Attention, winos! Wine bottles might look different in the future. Instead of the round shape that you are accustomed to seeing, you might find your favorite vino in a flat bottle. Why? The answer lies in shipping costs, storage and environmental concerns.
Santiago Navarro, cofounder and CEO of the British company Garçon Wines, says he has the solution for these issues: a wine bottle which is not only lighter than the glass 750 ml bottle, but also takes up less space because it is thinner yet still holds 750 ml of wine. In fact, the bottle is flat.
“Before Garçon Wines, I was the lead cofounder and chief executive of Vinopic Wines, an online retailer which was the first to use scientific analysis, in conjunction with expert tastings, to judge and score wines for quality. Today, I lead Garçon Wines with unwavering drive and passion to bring about positive innovation in the wine industry with a distinct focus on sustainability, to make consumers’ lives better whilst protecting the health of our planet.”
Navarro says the flat wine bottle was not part of the original business plan: “We were trying to deliver wine to millennial drinkers in the U.K., living in urban centers, not often home and wanting smaller delivery volumes of wine more frequently. The only way we could achieve successful delivery into the home when the drinker was not in was to access the property through the letterbox, a mail slot cut into U.K. front doors which gives direct access into the home. The ideal way for us to deliver wines in smaller volumes, more regularly and cost effectively, was to use the Royal Mail postal service.”
Hence, a flat bottle that can fit into a U.K. letterbox went into gestation. (In case you were wondering: yes, as long as no money changes hands, people can send people wine in the U.K. via the Royal Mail postal service. How civilized is that?)
Navarrro envisioned the bottle shape as a cross-section of Bordeaux and Burgundy bottle shapes. He also knew the bottle needed to be light, strong and sustainable; that called for 100% post-consumer recycled Polyethylene terephthalate (PET).

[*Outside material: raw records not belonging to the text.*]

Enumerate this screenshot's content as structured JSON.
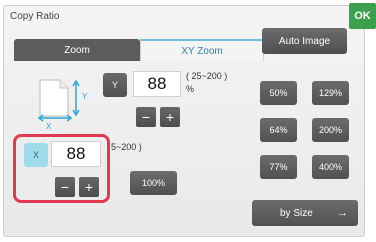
{
  "dialog": {
    "title": "Copy Ratio",
    "ok_label": "OK",
    "auto_image_label": "Auto Image"
  },
  "tabs": {
    "zoom_label": "Zoom",
    "xy_zoom_label": "XY Zoom"
  },
  "y_axis": {
    "label": "Y",
    "value": "88",
    "range": "( 25~200 )",
    "unit": "%",
    "minus": "−",
    "plus": "+"
  },
  "x_axis": {
    "label": "X",
    "value": "88",
    "range": "5~200 )",
    "minus": "−",
    "plus": "+"
  },
  "presets": {
    "p50": "50%",
    "p129": "129%",
    "p64": "64%",
    "p200": "200%",
    "p77": "77%",
    "p400": "400%",
    "p100": "100%"
  },
  "by_size": {
    "label": "by Size",
    "arrow": "→"
  },
  "diagram": {
    "x_letter": "X",
    "y_letter": "Y"
  },
  "colors": {
    "accent_cyan": "#6fc0dc",
    "active_axis": "#9fdbe9",
    "ok_green": "#3ca14c",
    "highlight_red": "#e03a52",
    "button_gray": "#5c5c5c"
  }
}
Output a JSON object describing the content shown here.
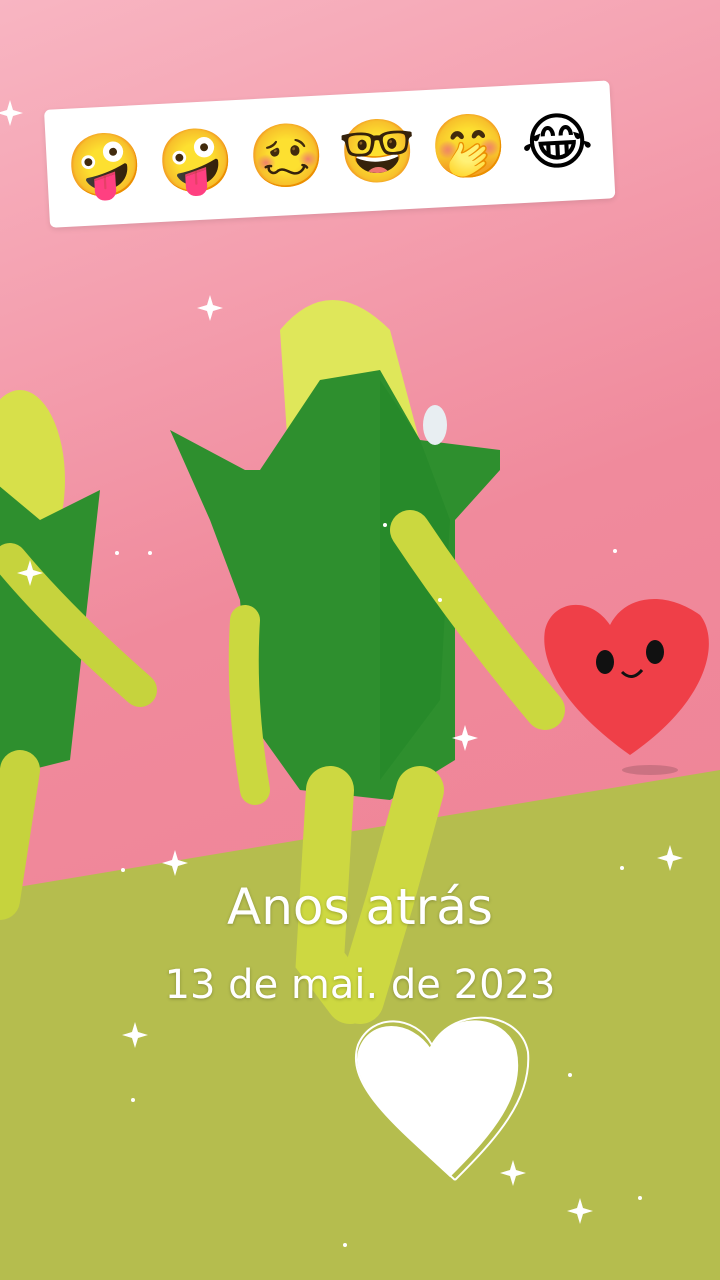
{
  "emoji_bar": {
    "emojis": [
      "🤪",
      "🤪",
      "🥴",
      "🤓",
      "🤭",
      "😂"
    ]
  },
  "overlay": {
    "title": "Anos atrás",
    "date": "13 de mai. de 2023"
  },
  "colors": {
    "background_pink": "#f08a9c",
    "ground_green": "#b5bd4e",
    "character_green": "#2e8f2e",
    "character_yellow": "#d7e04a",
    "heart_red": "#ef3f48",
    "text_white": "#ffffff"
  }
}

The flat bottle is produced by RPC M&H Plastics and right now is shipped to only U.K. customers. But the plastics company is part of the global RPC Group, which provides Garçon Wines with potential access beyond the U.K. to 34 countries. Navarro has registered and secured intellectual property of design patents in those countries, including the U.S. and Canada. As the flat bottle gains traction he plans to introduce local production in most of the countries his company expands into, and that includes the U.S. For instance, M&H has a plastics manufacturing site in Winchester, Virginia. The plan is to start supplying the U.S. market in 2019.
According to Navarro, the glass wine bottle can weigh as much as 18 ounces (500 grams); the flat bottle weighs 2.22 ounces (63 grams). A twelve-bottle case of wine in glass weighs about 40 pounds (18.14 kilograms); the flat box case of twelve weighs about 22 pounds (10 kilograms). The boxes into which the flat bottles go are lighter than the boxes for glass bottles because they are thinner. Navarro has no doubt concerning the flat bottle’s economic benefit and lower carbon emissions in transport, but he plans to team with a research university for a study on its sustainable impact.
In case you’ve been wondering: the flat bottle closure is an all-plastic screw cap.
What do you think? We love the idea of helping the planet and being able to fit more bottles of wine inside of our fridge. And while we doubt traditional, round wine bottles will completely go the way of the dodo and become extinct, there are times when having the option of light, flat wine bottles could make life a bit easier, like when you’re entertaining. Plus, imagine the novelty of opening your refrigerator and seeing stacks and stacks of beautiful wine!